Gericht: Landesarbeitsgericht Köln
Beschluss verkündet am 29.09.2008
Aktenzeichen: 2 TaBV 44/08
Rechtsgebiete: BetrVG, SGB IX


Vorschriften:

BetrVG § 99
BetrVG § 100
SGB IX § 81
SGB IX § 95
Die fehlende gesonderte Information der Schwerbehindertenvertretung darüber, dass die innerbetrieblich ausgeschriebene Stelle behindertengeeignet ist, berechtigt nicht zur Zustimmungsverweigerung, wenn sich auf die Stelle kein Schwerbehinderter beworben hat.
Tenor:

Auf die Beschwerde der Arbeitgeberin wird der Beschluss des Arbeitsgerichts Siegburg - AZ.: 2 BV 2/08 - abgeändert:

Die Zustimmung des Betriebsrats zur Versetzung des Herrn R S vom Leiter Arbeitsvorbereitung und Fertigungssteuerung zum Leiter Mechanische Fertigung wird ersetzt.
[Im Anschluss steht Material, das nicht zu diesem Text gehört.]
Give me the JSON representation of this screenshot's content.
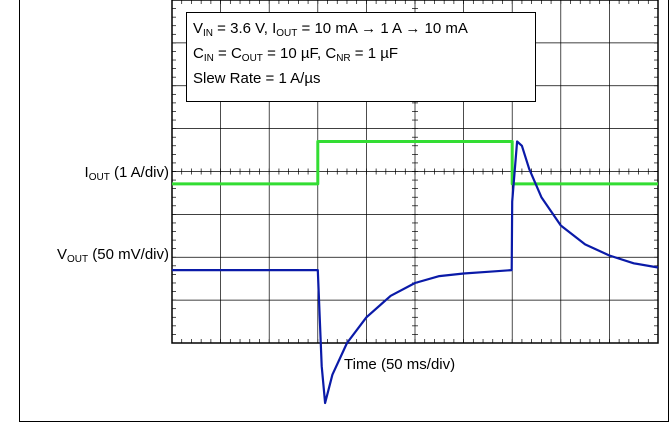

Der Antrag zu 2) ist nicht zur Entscheidung angefallen.

Die Rechtsbeschwerde wird zugelassen.

Gründe:

I. Die Beteiligten streiten um die Zustimmungsersetzung zur Versetzung des Mitarbeiters R S von seiner bisherigen Position als Leiter Arbeitsvorbereitung und Fertigungssteuerung zum Leiter Mechanische Fertigung.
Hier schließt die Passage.